I couldn't be more happy with Pennsylvania Congressman Murtha's recent comments, suggesting that the Iraq war is a 'failure wrapped in illusions', and recommending that we immediately begin to pull our troops out.

Lost in the cacophony of the Bush administration's panicked reaction though, were Murtha's suggestions that what really needs to happen now, is for the Iraqi's to take responsibility for their own revolution.

Think about our own revolution, and imagine if American patriots had been unwilling to act on their own, but had been 'rescued' by a pre-emptive attack by the French.

Imagine that the French had taken every major city in colonial America, had captured every British-appointed governor, and had an equivalent amount of troops stationed for five years after the fall of, perhaps, Boston.

Do you think Americans would have seized the opportunity and established the democracy we now know?

The Iraqis will not take seriously what they need to do, until and unless they are facing that situation.
It is of course questionable, whether the Iraqis have a strong enough desire for democracy to seize the opportunity that we have given them. But that is all the more reason why we need to pull out as soon as possible.

Would it better to stay five years more, lose another 2000 American soldiers, and then watch the Iraqis give back their country to the Bathists?

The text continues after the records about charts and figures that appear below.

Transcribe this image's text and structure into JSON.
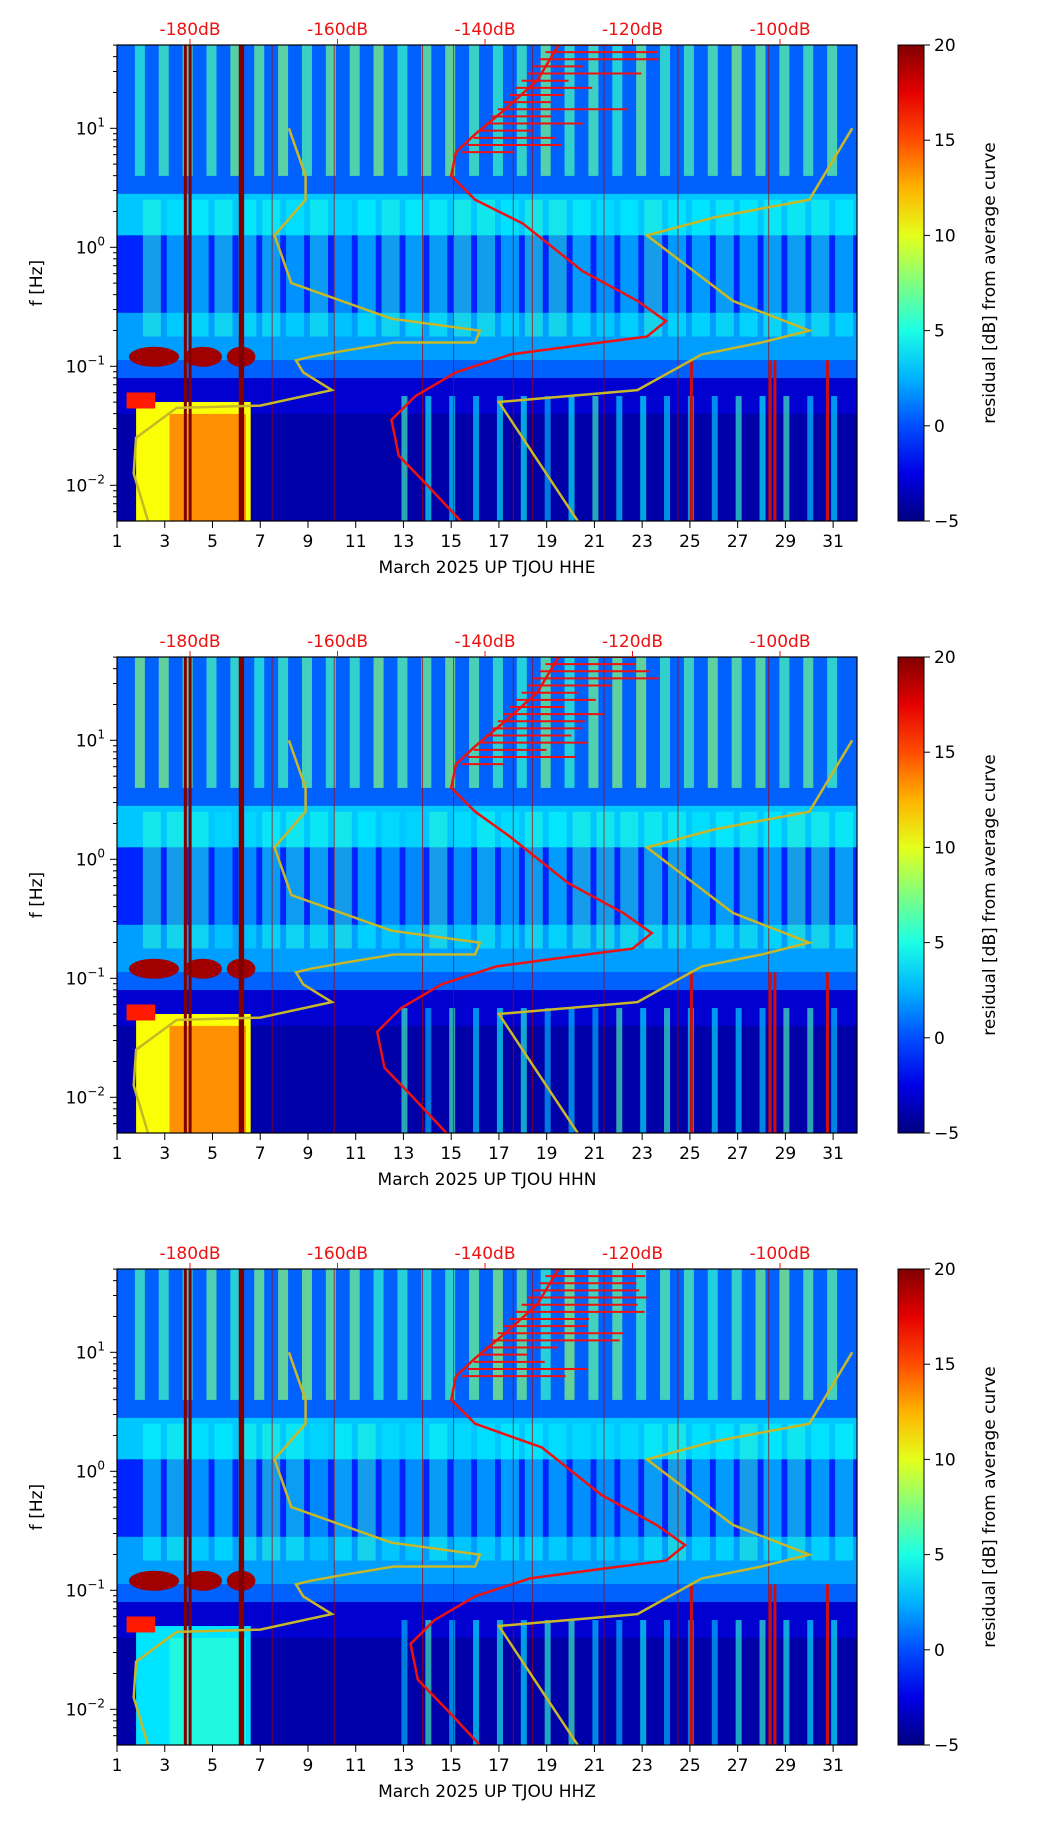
{
  "chart_data": [
    {
      "type": "heatmap",
      "title": "",
      "xlabel": "March 2025 UP TJOU  HHE",
      "ylabel": "f [Hz]",
      "colorbar_label": "residual [dB] from average curve",
      "colorbar_ticks": [
        "20",
        "15",
        "10",
        "5",
        "0",
        "−5"
      ],
      "colorbar_range": [
        -5,
        20
      ],
      "x_ticks": [
        "1",
        "3",
        "5",
        "7",
        "9",
        "11",
        "13",
        "15",
        "17",
        "19",
        "21",
        "23",
        "25",
        "27",
        "29",
        "31"
      ],
      "y_ticks": [
        {
          "base": "10",
          "exp": "1"
        },
        {
          "base": "10",
          "exp": "0"
        },
        {
          "base": "10",
          "exp": "−1"
        },
        {
          "base": "10",
          "exp": "−2"
        }
      ],
      "top_ticks": [
        "-180dB",
        "-160dB",
        "-140dB",
        "-120dB",
        "-100dB"
      ],
      "series": [
        {
          "name": "median PSD (red)",
          "color": "#ee1111"
        },
        {
          "name": "noise model bounds (yellow)",
          "color": "#c8b828"
        }
      ]
    },
    {
      "type": "heatmap",
      "title": "",
      "xlabel": "March 2025 UP TJOU  HHN",
      "ylabel": "f [Hz]",
      "colorbar_label": "residual [dB] from average curve",
      "colorbar_ticks": [
        "20",
        "15",
        "10",
        "5",
        "0",
        "−5"
      ],
      "colorbar_range": [
        -5,
        20
      ],
      "x_ticks": [
        "1",
        "3",
        "5",
        "7",
        "9",
        "11",
        "13",
        "15",
        "17",
        "19",
        "21",
        "23",
        "25",
        "27",
        "29",
        "31"
      ],
      "y_ticks": [
        {
          "base": "10",
          "exp": "1"
        },
        {
          "base": "10",
          "exp": "0"
        },
        {
          "base": "10",
          "exp": "−1"
        },
        {
          "base": "10",
          "exp": "−2"
        }
      ],
      "top_ticks": [
        "-180dB",
        "-160dB",
        "-140dB",
        "-120dB",
        "-100dB"
      ],
      "series": [
        {
          "name": "median PSD (red)",
          "color": "#ee1111"
        },
        {
          "name": "noise model bounds (yellow)",
          "color": "#c8b828"
        }
      ]
    },
    {
      "type": "heatmap",
      "title": "",
      "xlabel": "March 2025 UP TJOU  HHZ",
      "ylabel": "f [Hz]",
      "colorbar_label": "residual [dB] from average curve",
      "colorbar_ticks": [
        "20",
        "15",
        "10",
        "5",
        "0",
        "−5"
      ],
      "colorbar_range": [
        -5,
        20
      ],
      "x_ticks": [
        "1",
        "3",
        "5",
        "7",
        "9",
        "11",
        "13",
        "15",
        "17",
        "19",
        "21",
        "23",
        "25",
        "27",
        "29",
        "31"
      ],
      "y_ticks": [
        {
          "base": "10",
          "exp": "1"
        },
        {
          "base": "10",
          "exp": "0"
        },
        {
          "base": "10",
          "exp": "−1"
        },
        {
          "base": "10",
          "exp": "−2"
        }
      ],
      "top_ticks": [
        "-180dB",
        "-160dB",
        "-140dB",
        "-120dB",
        "-100dB"
      ],
      "series": [
        {
          "name": "median PSD (red)",
          "color": "#ee1111"
        },
        {
          "name": "noise model bounds (yellow)",
          "color": "#c8b828"
        }
      ]
    }
  ]
}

Is there anyone who really questions that in ten years, we will be looking at three, perhaps even four countries, where there was once the single Iraq?

Is there anyone unaware of the fact that the Iraq we know today, was the colonial creation of the British?

The Iraq War will go down in history as one of the greatest blunders of American foreign policy ever. The only thing worse would be to increase our losses by stubbornly refusing to acknowledge these facts.

Tuesday, November 01, 2005

The reasonable man?

It was probably Miers herself that proposed the scenario unfolding now: she would sacrifice herself, serve her President as a distraction from the hypocrisy that was filling the White House faster than the flood waters had overwhelmed New Orleans, and the worst case scenario would be that she, a close friend, would end up on the Supreme Court.

If all worked as planned, however, Miers would be the lamb that made way for the lion: Alito - by all reports 'a nice guy', a 'very respectful, decent man', yet someone who somehow found a way to argue that wives need to notify their husbands if they choose to have an abortion, and that machine guns are a god-given right.

Alito finds precedent, of course, respects the law, but ultimately does so in service of an inflexible mind. Alito -offered in replacement of the first woman to ever serve on the Supreme Court: a woman who called the notion that wives had to notify their husbands if they wanted an abortion, "repugnant".

Can Alito explain these bizarre decisions, in light of his so-called respect for the Constitution, and the importance of established precendent? Given his brilliant mind, and reputation for honesty, that should not be a problem. If there is an explanation, wholly consistent with the reputed respect for the Constitution that the right wing's apologists whitewash over every discussion of judicial philosophy, then he may be confirmable.

More likely he will suddenly lose his ability to speak: become tongues-tied (a related but often unreported variation of the 'speaking in tongues' phenomena) and will only regain the ability to converse in everyday English after he is confirmed.